With a cheerless sigh, Daisy picked up the inn’s phone from the hall table and dialed. While it rang, she tried to figure out what she should say and how much to explain. Better to make it short and fast, she decided, like ripping off a bandage. She could go into all the unpleasant details when Sheriff Lowell arrived.
To her surprise, the phone kept on ringing and ringing, which was odd. Somebody was always at the office, all hours of the day and night. They had to be. It was the sheriff’s department. Daisy wondered if maybe she had misdialed. She checked the screen. The number was correct. Finally, there was a click and a friendly—albeit drowsy—female greeting.
“Pittsylvania County. George Lowell, Sheriff. Janice, here.”
“Hey, Janice. This is Daisy McGovern. Over at the Tosh Inn. I know it’s a bit early, but I wanted to leave a message for the sheriff.”
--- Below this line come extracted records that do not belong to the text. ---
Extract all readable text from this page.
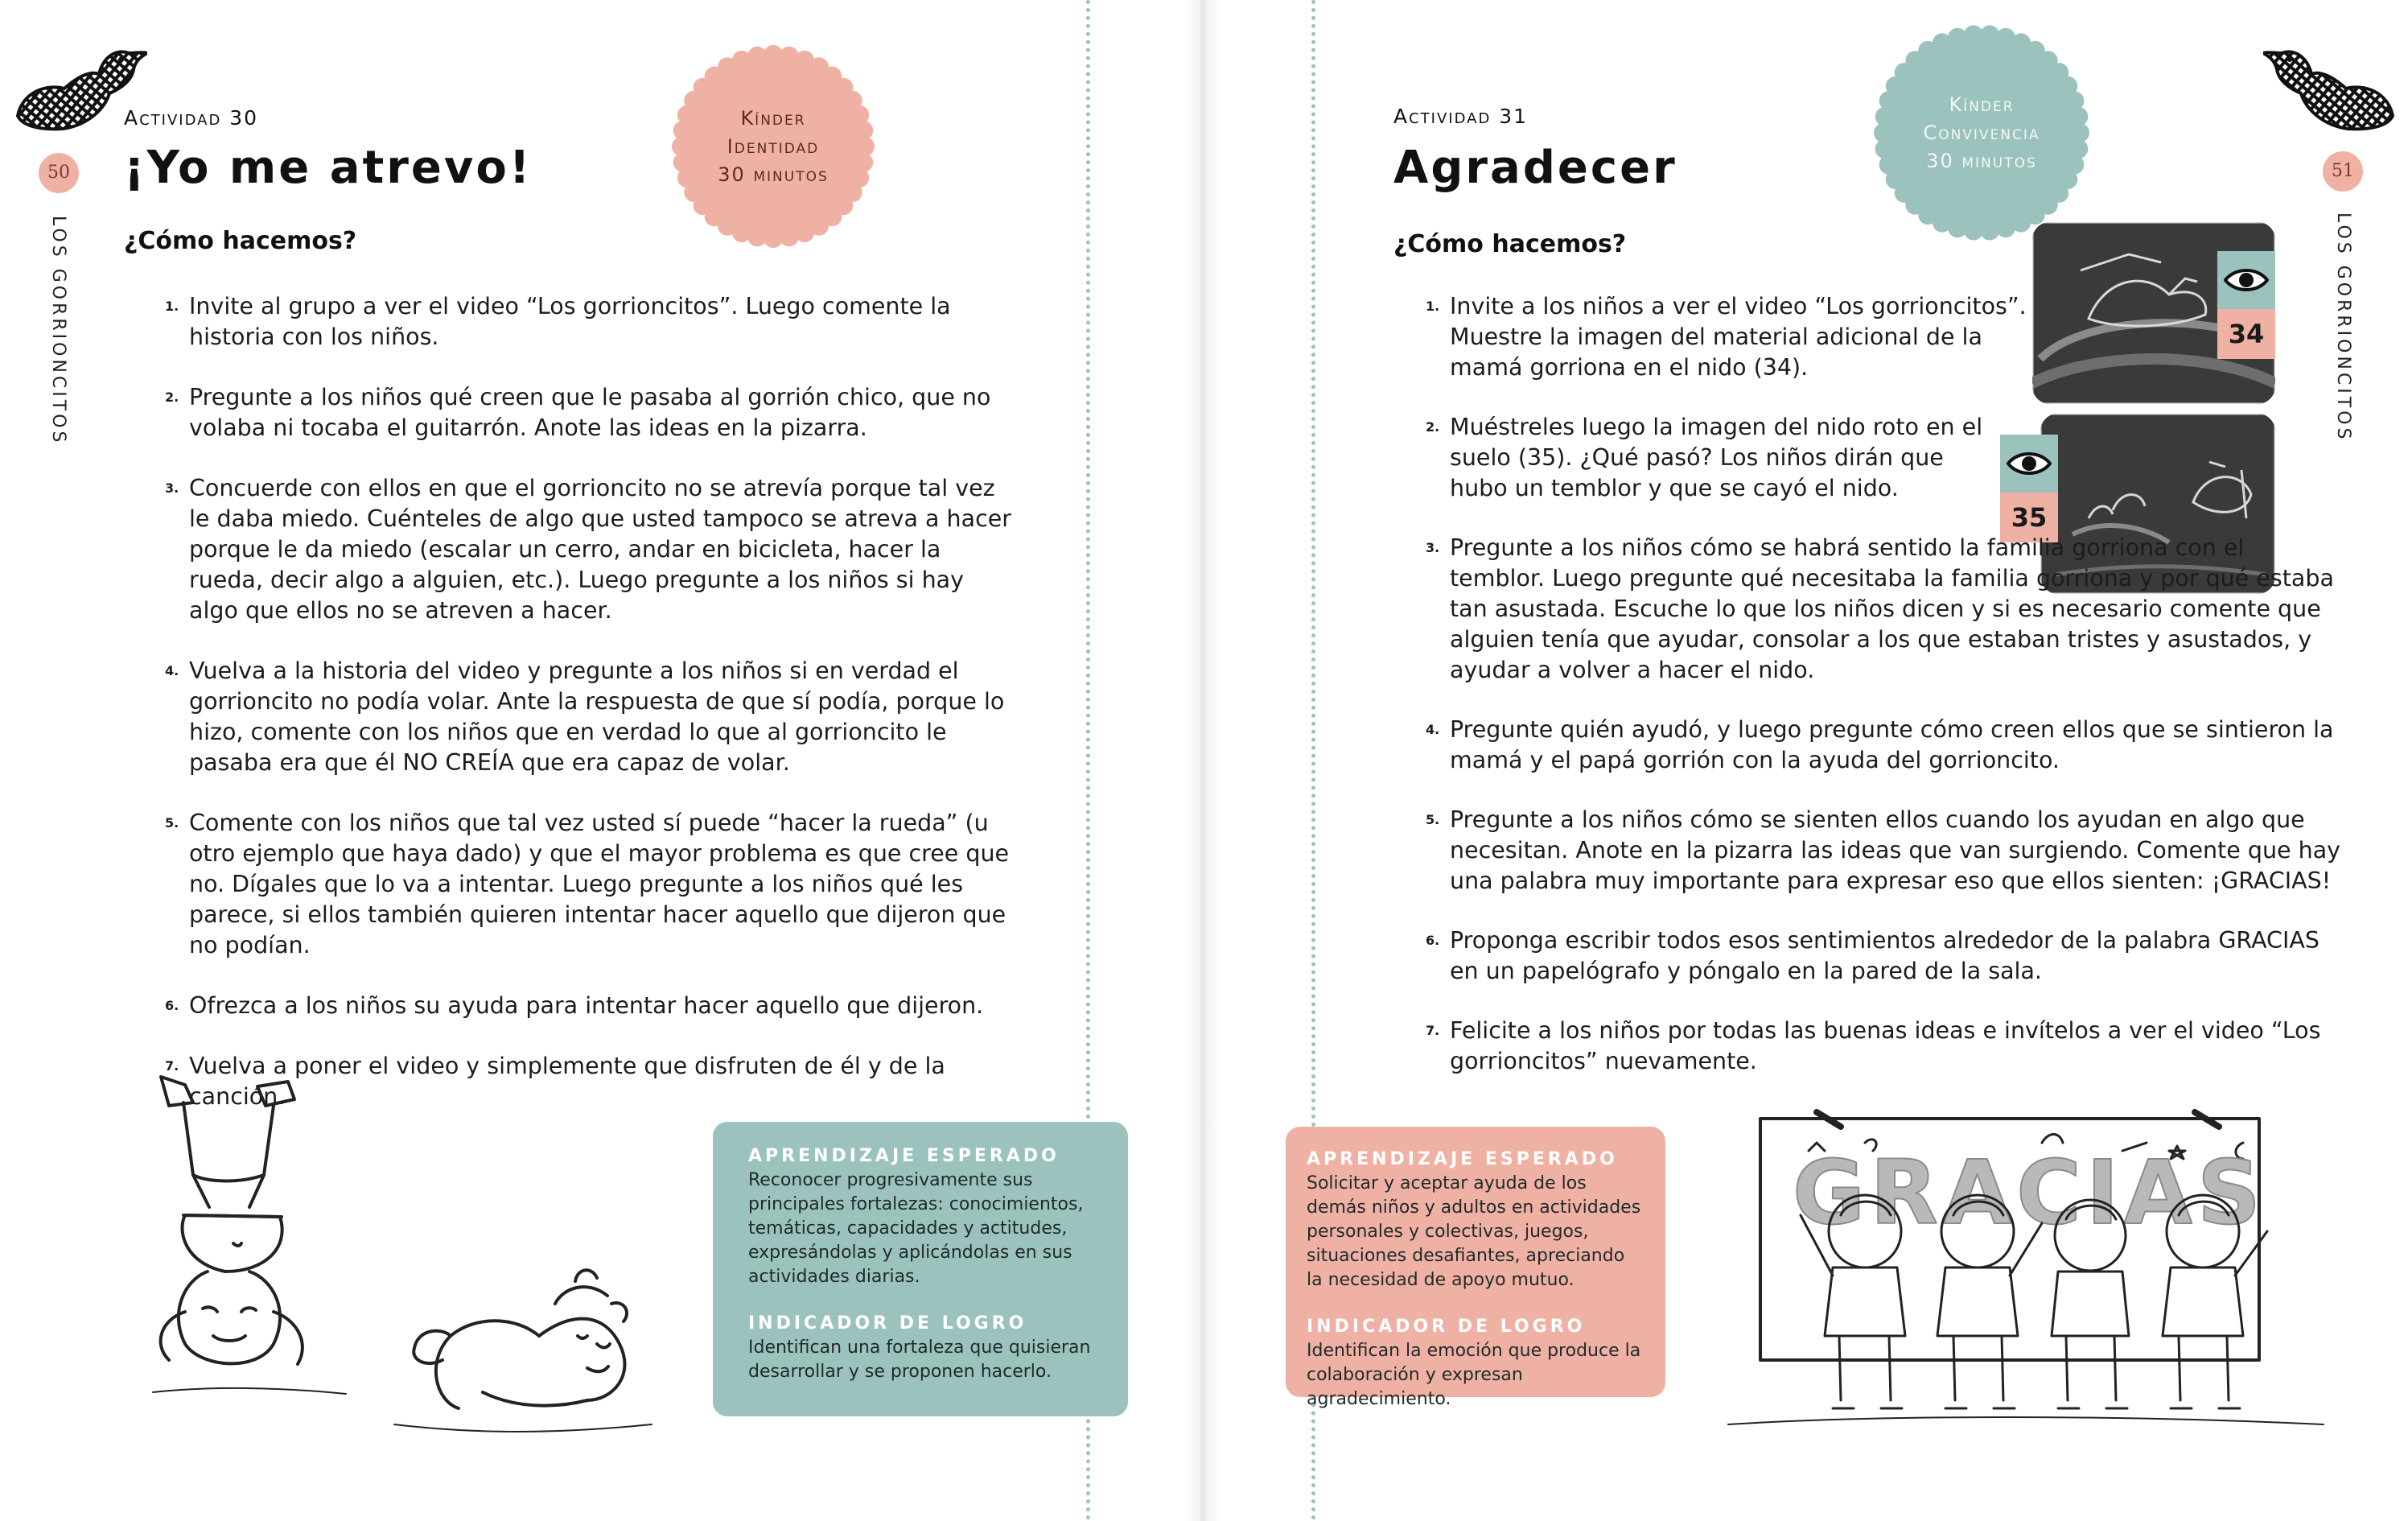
50
LOS GORRIONCITOS
Actividad 30
¡Yo me atrevo!
Kínder
Identidad
30 minutos
¿Cómo hacemos?
1. Invite al grupo a ver el video “Los gorrioncitos”. Luego comente la historia con los niños.
2. Pregunte a los niños qué creen que le pasaba al gorrión chico, que no volaba ni tocaba el guitarrón. Anote las ideas en la pizarra.
3. Concuerde con ellos en que el gorrioncito no se atrevía porque tal vez le daba miedo. Cuénteles de algo que usted tampoco se atreva a hacer porque le da miedo (escalar un cerro, andar en bicicleta, hacer la rueda, decir algo a alguien, etc.). Luego pregunte a los niños si hay algo que ellos no se atreven a hacer.
4. Vuelva a la historia del video y pregunte a los niños si en verdad el gorrioncito no podía volar. Ante la respuesta de que sí podía, porque lo hizo, comente con los niños que en verdad lo que al gorrioncito le pasaba era que él NO CREÍA que era capaz de volar.
5. Comente con los niños que tal vez usted sí puede “hacer la rueda” (u otro ejemplo que haya dado) y que el mayor problema es que cree que no. Dígales que lo va a intentar. Luego pregunte a los niños qué les parece, si ellos también quieren intentar hacer aquello que dijeron que no podían.
6. Ofrezca a los niños su ayuda para intentar hacer aquello que dijeron.
7. Vuelva a poner el video y simplemente que disfruten de él y de la canción.
APRENDIZAJE ESPERADO

Reconocer progresivamente sus principales fortalezas: conocimientos, temáticas, capacidades y actitudes, expresándolas y aplicándolas en sus actividades diarias.

INDICADOR DE LOGRO

Identifican una fortaleza que quisieran desarrollar y se proponen hacerlo.

51
LOS GORRIONCITOS
Actividad 31
Agradecer
Kínder
Convivencia
30 minutos
¿Cómo hacemos?
34
35
1. Invite a los niños a ver el video “Los gorrioncitos”. Muestre la imagen del material adicional de la mamá gorriona en el nido (34).
2. Muéstreles luego la imagen del nido roto en el suelo (35). ¿Qué pasó? Los niños dirán que hubo un temblor y que se cayó el nido.
3. Pregunte a los niños cómo se habrá sentido la familia gorriona con el temblor. Luego pregunte qué necesitaba la familia gorriona y por qué estaba tan asustada. Escuche lo que los niños dicen y si es necesario comente que alguien tenía que ayudar, consolar a los que estaban tristes y asustados, y ayudar a volver a hacer el nido.
4. Pregunte quién ayudó, y luego pregunte cómo creen ellos que se sintieron la mamá y el papá gorrión con la ayuda del gorrioncito.
5. Pregunte a los niños cómo se sienten ellos cuando los ayudan en algo que necesitan. Anote en la pizarra las ideas que van surgiendo. Comente que hay una palabra muy importante para expresar eso que ellos sienten: ¡GRACIAS!
6. Proponga escribir todos esos sentimientos alrededor de la palabra GRACIAS en un papelógrafo y póngalo en la pared de la sala.
7. Felicite a los niños por todas las buenas ideas e invítelos a ver el video “Los gorrioncitos” nuevamente.
APRENDIZAJE ESPERADO

Solicitar y aceptar ayuda de los demás niños y adultos en actividades personales y colectivas, juegos, situaciones desafiantes, apreciando la necesidad de apoyo mutuo.

INDICADOR DE LOGRO

Identifican la emoción que produce la colaboración y expresan agradecimiento.

GRACIAS
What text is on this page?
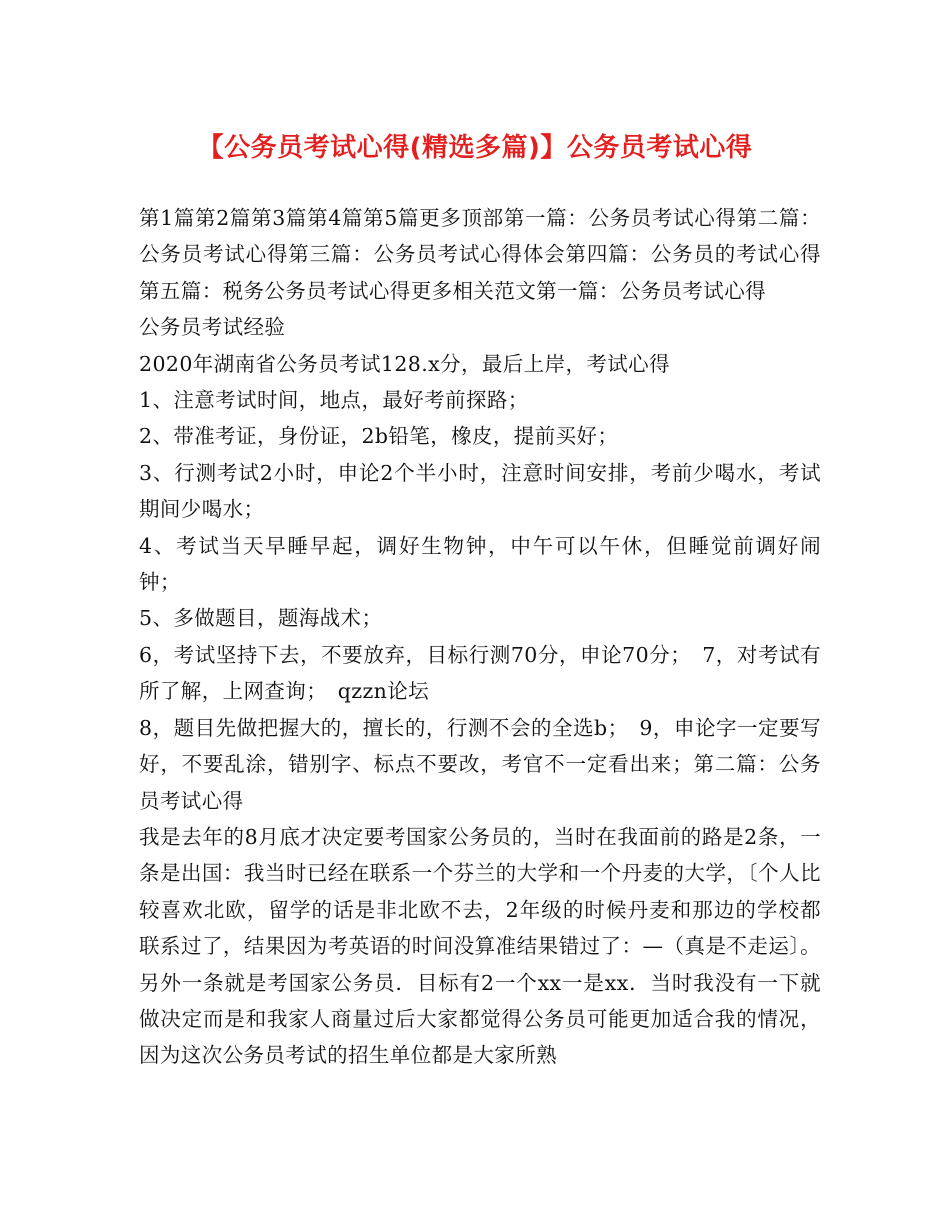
【公务员考试心得(精选多篇)】公务员考试心得

第1篇第2篇第3篇第4篇第5篇更多顶部第一篇：公务员考试心得第二篇：公务员考试心得第三篇：公务员考试心得体会第四篇：公务员的考试心得第五篇：税务公务员考试心得更多相关范文第一篇：公务员考试心得

公务员考试经验

2020年湖南省公务员考试128.x分，最后上岸，考试心得

1、注意考试时间，地点，最好考前探路；

2、带准考证，身份证，2b铅笔，橡皮，提前买好；

3、行测考试2小时，申论2个半小时，注意时间安排，考前少喝水，考试期间少喝水；

4、考试当天早睡早起，调好生物钟，中午可以午休，但睡觉前调好闹钟；

5、多做题目，题海战术；

6，考试坚持下去，不要放弃，目标行测70分，申论70分；　7，对考试有所了解，上网查询；　qzzn论坛

8，题目先做把握大的，擅长的，行测不会的全选b；　9，申论字一定要写好，不要乱涂，错别字、标点不要改，考官不一定看出来；第二篇：公务员考试心得

我是去年的8月底才决定要考国家公务员的，当时在我面前的路是2条，一条是出国：我当时已经在联系一个芬兰的大学和一个丹麦的大学，〔个人比较喜欢北欧，留学的话是非北欧不去，2年级的时候丹麦和那边的学校都联系过了，结果因为考英语的时间没算准结果错过了：—（真是不走运〕。另外一条就是考国家公务员．目标有2一个xx一是xx．当时我没有一下就做决定而是和我家人商量过后大家都觉得公务员可能更加适合我的情况，因为这次公务员考试的招生单位都是大家所熟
Janice yawned. “Sure can, luv. Only, he won’t get it today.”
“Oh.” Daisy was disappointed. “I thought he usually came in on Saturday mornings.”
“Sure does, luv.” Another yawn. “Only not today.”
She hesitated. Should she ask which deputy was on duty that day, or would it be better to wait and call Sheriff Lowell later at his home? He knew her and Aunt Emily well enough, so it wouldn’t be too great of an imposition.